When we get to the mid- to late 2020s, we will have access to a generation of extremely detailed brain-region models. Ultimately the toolkit will be greatly enriched with these new models and simulations and will encompass a full knowledge of how the brain works. As we apply the toolkit to intelligent tasks, we will draw upon the entire range of tools, some derived directly from brain reverse engineering, some merely inspired by what we know about the brain, and some not based on the brain at all but on decades of AI research.
Part of the brain’s strategy is to learn information, rather than having knowledge hard-coded from the start. (“Instinct” is the term we use to refer to such innate knowledge.) Learning will be an important aspect of AI, as well. In my experience in developing pattern-recognition systems in character recognition, speech recognition, and financial analysis, providing for the AI’s education is the most challeng
ing and important part of the engineering. With the accumulated knowledge of human civilization increasingly accessible online, future AIs will have the opportunity to conduct their education by accessing this vast body of information.

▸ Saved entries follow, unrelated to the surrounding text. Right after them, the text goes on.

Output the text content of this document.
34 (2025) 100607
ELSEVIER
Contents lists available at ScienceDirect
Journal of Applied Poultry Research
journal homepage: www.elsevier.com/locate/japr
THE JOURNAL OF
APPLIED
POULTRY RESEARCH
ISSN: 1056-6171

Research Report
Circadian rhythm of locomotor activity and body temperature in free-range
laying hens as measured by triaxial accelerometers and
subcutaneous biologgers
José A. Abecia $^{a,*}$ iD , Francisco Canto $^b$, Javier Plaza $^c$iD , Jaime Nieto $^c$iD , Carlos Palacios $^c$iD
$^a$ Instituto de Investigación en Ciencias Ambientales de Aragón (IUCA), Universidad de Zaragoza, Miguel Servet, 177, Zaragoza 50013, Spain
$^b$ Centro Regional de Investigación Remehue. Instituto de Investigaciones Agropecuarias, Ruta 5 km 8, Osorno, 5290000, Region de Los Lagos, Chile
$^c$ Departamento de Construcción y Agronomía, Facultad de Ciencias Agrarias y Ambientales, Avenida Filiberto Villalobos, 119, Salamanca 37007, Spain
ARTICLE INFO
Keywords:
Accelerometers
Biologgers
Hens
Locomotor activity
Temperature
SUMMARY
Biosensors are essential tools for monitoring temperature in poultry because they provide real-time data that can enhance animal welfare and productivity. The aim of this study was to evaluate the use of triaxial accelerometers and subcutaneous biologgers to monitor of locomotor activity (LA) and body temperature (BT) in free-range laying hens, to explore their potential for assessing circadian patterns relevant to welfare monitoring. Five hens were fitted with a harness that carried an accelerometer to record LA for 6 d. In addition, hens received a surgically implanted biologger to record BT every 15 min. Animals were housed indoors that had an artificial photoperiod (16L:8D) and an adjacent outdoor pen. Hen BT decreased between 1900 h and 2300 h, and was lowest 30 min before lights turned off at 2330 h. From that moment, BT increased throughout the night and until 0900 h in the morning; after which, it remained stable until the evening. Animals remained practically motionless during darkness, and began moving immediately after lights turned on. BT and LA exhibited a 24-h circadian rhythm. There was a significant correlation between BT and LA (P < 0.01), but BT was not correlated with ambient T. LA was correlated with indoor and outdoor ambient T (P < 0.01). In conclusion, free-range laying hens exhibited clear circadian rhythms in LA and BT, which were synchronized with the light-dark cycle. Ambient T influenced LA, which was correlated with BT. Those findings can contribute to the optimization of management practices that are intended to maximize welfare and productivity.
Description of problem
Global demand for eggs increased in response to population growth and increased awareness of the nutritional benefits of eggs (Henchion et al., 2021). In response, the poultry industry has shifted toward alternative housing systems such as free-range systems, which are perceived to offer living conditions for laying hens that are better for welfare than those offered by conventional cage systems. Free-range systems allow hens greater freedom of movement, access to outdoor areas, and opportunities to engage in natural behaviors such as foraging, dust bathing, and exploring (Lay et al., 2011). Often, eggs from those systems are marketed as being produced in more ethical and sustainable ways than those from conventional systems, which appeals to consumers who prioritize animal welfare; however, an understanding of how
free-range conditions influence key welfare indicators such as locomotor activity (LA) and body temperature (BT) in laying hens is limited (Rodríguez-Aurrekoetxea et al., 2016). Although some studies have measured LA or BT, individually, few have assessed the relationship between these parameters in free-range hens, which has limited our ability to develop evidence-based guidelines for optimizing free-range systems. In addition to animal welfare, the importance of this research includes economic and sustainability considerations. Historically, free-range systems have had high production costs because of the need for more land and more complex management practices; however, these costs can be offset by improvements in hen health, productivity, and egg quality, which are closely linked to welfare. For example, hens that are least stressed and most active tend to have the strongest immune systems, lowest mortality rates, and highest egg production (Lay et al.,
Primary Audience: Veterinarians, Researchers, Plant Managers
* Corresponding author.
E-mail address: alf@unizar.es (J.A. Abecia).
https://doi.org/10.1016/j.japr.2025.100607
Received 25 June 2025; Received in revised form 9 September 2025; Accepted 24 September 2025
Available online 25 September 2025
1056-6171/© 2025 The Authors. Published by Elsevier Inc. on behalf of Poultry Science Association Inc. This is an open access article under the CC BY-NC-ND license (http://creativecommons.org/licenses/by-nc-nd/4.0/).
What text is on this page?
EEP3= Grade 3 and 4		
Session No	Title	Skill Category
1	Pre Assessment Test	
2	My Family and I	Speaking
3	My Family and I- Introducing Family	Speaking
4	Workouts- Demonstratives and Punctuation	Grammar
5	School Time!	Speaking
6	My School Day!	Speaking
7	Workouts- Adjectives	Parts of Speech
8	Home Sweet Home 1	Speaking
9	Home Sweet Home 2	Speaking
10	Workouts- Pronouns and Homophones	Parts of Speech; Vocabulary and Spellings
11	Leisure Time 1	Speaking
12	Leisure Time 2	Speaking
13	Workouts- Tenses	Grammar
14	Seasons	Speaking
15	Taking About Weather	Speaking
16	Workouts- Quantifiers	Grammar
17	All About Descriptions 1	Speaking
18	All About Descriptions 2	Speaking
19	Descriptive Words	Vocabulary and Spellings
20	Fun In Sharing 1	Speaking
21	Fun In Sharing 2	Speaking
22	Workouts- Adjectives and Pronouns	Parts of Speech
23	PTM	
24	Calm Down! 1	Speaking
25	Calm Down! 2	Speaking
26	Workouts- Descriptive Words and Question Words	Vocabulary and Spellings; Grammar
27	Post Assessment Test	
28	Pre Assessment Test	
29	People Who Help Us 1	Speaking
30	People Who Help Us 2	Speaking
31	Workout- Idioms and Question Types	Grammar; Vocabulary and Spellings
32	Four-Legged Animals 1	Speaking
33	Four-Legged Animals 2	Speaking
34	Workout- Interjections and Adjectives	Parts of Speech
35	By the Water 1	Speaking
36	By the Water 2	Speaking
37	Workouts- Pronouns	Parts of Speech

The education of AIs will be much faster than that of unenhanced humans. The twenty-year time span required to provide a basic education to biological humans could be compressed into a matter of weeks or less. Also, because non-biological intelligence can share its patterns of learning and knowledge, only one AI has to master each particular skill. As I pointed out, we trained one set of research computers to understand speech, but then the hundreds of thousands of people who acquired our speech-recognition software had to load only the already trained patterns into their computers.
One of the many skills that nonbiological intelligence will achieve with the completion of the human brain reverse-engineering project is sufficient mastery of language and shared human knowledge to pass the Turing test. The Turing test is important not so much for its practical significance but rather because it will demarcate a crucial threshold. As I have pointed out, there is no simple means to pass a Turing test, other than to convincingly emulate the flexibility, subtlety, and suppleness of human intelligence. Having captured that capability in our technology, it will then be subject to engineering’s ability to concentrate, focus, and amplify it.